Year Born: 1900
Year Died: 1981
Year of Induction: 1985
Pioneer – Member of CAB Hall of Fame
Hooper, Albert W. “Bert” (1900-1981)
In 1916, Bert Hooper joined the merchant navy as a Marconi Operator. Six years later, George Bell of Regina, in search of a multi-talented technician to run a radio station, for which the flat-top antenna system was even then being erected on the roof of the Regina Leader (newspaper) building, interviewed Bert in Vancouver. Satisfied with his technical qualifications, Bell handed Bert a newspaper, and sent him down the street to a pay phone to read back to him several items on the front page. Bert passed the “audition”. He was hired on the spot as CKCK Regina’s first employee for the combined job of Station Manager, Chief Engineer, Program Director, Announcer. Bert remained a one-man radio station for seven years, until Horace Stovin formed Plainsmen Broadcasters and entered into a management contract in 1929 with the station’s (now) owner – The Leader-Post.
By 1929, CKCK and CHWC, with which it shared the same frequency, were providing continuous radio programming from 7.30 am to 11.00 pm, with CKCK’s transmitter located in the centre of the city, and CHWC/s transmitter over ten miles away at Pilot Butte.
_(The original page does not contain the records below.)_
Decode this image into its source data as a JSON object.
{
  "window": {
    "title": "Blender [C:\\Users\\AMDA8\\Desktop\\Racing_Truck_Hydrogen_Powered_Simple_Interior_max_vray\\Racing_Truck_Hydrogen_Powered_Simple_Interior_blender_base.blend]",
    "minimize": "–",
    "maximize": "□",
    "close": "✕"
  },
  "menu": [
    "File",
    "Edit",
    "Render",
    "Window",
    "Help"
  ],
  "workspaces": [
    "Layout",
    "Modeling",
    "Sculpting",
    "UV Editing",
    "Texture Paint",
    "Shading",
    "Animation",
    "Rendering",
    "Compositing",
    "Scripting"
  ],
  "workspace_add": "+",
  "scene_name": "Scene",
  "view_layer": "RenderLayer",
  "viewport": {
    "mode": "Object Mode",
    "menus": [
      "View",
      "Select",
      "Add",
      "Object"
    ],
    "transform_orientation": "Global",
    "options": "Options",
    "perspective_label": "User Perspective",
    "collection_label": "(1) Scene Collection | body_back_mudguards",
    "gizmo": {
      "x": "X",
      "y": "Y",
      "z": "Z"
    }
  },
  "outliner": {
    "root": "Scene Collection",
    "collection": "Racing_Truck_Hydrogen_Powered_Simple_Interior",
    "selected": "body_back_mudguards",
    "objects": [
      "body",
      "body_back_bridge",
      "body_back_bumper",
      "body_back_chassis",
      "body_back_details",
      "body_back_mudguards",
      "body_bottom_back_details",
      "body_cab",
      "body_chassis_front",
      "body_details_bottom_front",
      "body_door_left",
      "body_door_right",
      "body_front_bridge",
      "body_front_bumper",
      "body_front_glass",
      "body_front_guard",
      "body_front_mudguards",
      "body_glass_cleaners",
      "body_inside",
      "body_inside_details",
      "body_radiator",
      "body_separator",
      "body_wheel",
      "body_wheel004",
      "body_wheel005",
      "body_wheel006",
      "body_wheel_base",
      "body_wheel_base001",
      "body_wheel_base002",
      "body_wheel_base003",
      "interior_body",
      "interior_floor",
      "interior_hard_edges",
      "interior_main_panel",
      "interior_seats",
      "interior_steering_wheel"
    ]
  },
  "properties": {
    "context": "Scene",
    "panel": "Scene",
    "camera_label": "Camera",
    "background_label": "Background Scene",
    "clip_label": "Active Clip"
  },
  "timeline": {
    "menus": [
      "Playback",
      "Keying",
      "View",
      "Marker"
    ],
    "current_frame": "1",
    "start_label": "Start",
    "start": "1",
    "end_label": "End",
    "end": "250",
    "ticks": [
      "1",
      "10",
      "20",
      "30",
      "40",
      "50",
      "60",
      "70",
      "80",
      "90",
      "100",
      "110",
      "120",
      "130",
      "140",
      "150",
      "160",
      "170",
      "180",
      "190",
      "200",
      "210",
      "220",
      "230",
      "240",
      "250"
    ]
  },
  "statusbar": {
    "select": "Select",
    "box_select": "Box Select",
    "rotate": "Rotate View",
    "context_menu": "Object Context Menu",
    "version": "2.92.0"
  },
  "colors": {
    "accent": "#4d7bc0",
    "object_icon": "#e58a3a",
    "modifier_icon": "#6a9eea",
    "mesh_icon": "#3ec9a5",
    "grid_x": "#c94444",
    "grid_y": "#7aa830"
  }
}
Unattended transmitter operation was not permitted, hence Bert had been able to continue his joint engineering-announcing career from downtown Regina.
In his initial seven years, Bert had chalked-up a number of “firsts” – the most notable of which was setting-up on March 14, 1923 the first play-by-play broadcast of a complete hockey game – the Regina Capitals vs the Edmonton Eskimos. The announcer was Pete Parker, an employee of The Leader, who has been acclaimed for his role.
Also, in 1923, on February 11th, Hooper achieved the first radio broadcast in the British Empire of a church service. It came from Regina’s Carmichael Church, and the sermon was given by the Reverend J.W. Willans.
In 1928, Bert Hooper was voted the most popular announcer in Saskatchewan.
However, in 1933, Hooper left the station he had built and accepted the position of Chief Engineer of CJRM Moose Jaw-Regina. CJRM’S owner, James Richardson and Sons Limited, had just established a studio in Regina and a new transmitter at Belle Plain, midway between Regina and Moose Jaw.
In 1939, Bert was transferred by Richardson’s to Winnipeg’s CJRC – one year prior to the purchase of CJRC and CJRM by the Sifton group (The Winnipeg Free Press and the Regina Leader-Post). The call letters were changed to CKRC and CKRM. Bert continued making broadcasting history until he retired from CKRC in 1966.
In 1985, Bert Hooper, a true Canadian radio pioneer, was inducted (posthumously) into the CAB Broadcast Hall of Fame.